Last month, we looked at common culprits as well as the prevalence and clinical signs of food allergies in dogs and cats.
But definitively diagnosing a food allergy in dogs and cats remains a challenge. Unfortunately, the only current method to
accurately identify patients with food allergies is to perform an elimination diet trial for a sufficient time while controlling
all concurrent allergies and secondary infections. This is easier said than done. Both intradermal allergy testing and serologic
testing for food allergies remain unreliable, with both false positive and false negative results occurring.1
Three types of diets are available in a veterinary dermatology setting. Novel protein and hydrolyzed protein diets are useful
for the diagnosis and long-term management of patients with food allergies. Therapeutic diets are formulated with higher and
"balanced" levels of omega 3 and 6 fatty acids and are most useful for patients with atopic dermatitis. They will not necessarily
be formulated with novel proteins. Most of the major manufacturers of therapeutic dog foods now provide a line of "hypoallergenic"
Choosing a diet for the trial
There is no foolproof "works every time" test diet.
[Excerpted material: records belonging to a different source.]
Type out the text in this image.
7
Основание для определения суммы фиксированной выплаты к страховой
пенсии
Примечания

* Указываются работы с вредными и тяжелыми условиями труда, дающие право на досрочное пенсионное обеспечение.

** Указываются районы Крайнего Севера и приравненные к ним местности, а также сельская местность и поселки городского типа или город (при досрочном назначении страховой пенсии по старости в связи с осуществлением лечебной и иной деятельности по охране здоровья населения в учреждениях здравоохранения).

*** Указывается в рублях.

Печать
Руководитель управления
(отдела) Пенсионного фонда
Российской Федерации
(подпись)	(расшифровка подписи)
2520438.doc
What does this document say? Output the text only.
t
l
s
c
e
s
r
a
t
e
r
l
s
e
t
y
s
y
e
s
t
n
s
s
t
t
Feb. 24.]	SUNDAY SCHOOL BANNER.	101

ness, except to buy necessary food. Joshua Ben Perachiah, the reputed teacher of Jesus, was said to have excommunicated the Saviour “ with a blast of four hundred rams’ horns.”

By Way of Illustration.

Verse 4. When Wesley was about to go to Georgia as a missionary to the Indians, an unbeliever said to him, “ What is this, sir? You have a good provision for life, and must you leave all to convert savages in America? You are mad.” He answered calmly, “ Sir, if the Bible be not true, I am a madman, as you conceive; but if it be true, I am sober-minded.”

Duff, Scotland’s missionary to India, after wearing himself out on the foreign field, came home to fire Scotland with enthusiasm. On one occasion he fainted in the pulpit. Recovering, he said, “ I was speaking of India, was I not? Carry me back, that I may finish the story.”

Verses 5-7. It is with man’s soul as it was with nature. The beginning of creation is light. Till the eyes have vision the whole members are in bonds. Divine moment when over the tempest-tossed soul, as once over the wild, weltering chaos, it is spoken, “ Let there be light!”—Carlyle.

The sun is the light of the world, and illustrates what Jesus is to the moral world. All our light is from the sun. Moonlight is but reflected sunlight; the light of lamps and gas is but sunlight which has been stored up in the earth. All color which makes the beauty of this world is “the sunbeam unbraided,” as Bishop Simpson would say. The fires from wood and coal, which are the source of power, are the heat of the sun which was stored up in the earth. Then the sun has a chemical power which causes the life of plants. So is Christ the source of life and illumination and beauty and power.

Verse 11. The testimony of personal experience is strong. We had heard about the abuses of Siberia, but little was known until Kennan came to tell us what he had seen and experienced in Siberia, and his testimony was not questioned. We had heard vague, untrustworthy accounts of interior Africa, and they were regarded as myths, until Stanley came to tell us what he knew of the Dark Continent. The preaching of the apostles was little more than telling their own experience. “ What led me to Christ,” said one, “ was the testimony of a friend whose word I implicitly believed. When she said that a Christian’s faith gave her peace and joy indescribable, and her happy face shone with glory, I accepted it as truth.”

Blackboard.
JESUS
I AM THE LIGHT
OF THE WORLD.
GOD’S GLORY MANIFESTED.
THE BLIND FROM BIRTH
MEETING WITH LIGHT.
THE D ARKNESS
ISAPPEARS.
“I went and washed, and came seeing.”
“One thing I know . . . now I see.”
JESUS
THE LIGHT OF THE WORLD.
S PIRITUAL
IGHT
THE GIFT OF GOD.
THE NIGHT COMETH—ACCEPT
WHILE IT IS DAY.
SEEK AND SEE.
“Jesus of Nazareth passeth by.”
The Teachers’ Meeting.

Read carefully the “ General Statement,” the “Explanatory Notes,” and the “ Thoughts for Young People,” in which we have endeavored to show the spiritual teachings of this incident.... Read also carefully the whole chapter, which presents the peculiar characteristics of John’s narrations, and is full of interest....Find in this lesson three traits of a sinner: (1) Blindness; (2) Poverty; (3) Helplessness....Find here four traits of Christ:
Choosing the best diet to feed a patient with a suspected food allergy
requires careful and detailed questioning of the client regarding previous and current diets, treats and flavored medications.
Once that information is known, you must choose a diet that 1) consists of proteins to which the patient has not had exposure,
2) has minimal chance of cross reactions with previously fed proteins, 3) will be eaten by the patient and 4) will be readily
fed by the client. Because of all these factors, rabbit, kangaroo and, occasionally, fish are the first diets of choice for
most patients with suspected food allergies. You should also be confident that the manufacturer of the food has truly kept
the food limited to what is stated on the label and not allowed contamination with other feeds or proteins.
In addition to determining which novel protein is appropriate for the test diet, it is also necessary to counsel the owners
on what to avoid feeding. We frequently deal with situations in which the owners have fed an appropriate test diet but continued
to feed treats and protein-based supplements. Some patients with food allergies will flare or continue to exhibit clinical
signs simply from beef- or pork-based additives in chewable medications.
Hydrolyzed diets are also available, with hydrolyzed chicken- and soy-based foods being the most common. Several published
studies have reported the majority of patients fed hydrolyzed diets have improvement in clinical signs, even if they are allergic to the parent protein. Yet
other studies show up to 50 percent of patients with food allergies flare or fail to improve while eating a hydrolyzed diet.2 In 2010, a report summarized all the various (and sometimes conflicting) articles on the subject and concluded hydrolyzed
diets should not be used if a patient could potentially be hypersensitive to the parent (nonhydrolyzed) protein.2 I prefer novel proteins for the test phase. Occasionally, a cat with a food allergy will refuse to eat novel proteins, and
hydrolyzed chicken diets are the second choice. Because of limited availability of some of the novel protein diets, once a
patient has improved after eating a novel protein diet, I will recommend a challenge with a hydrolyzed diet (soy or chicken)
since these diets are always available and not subject to back orders.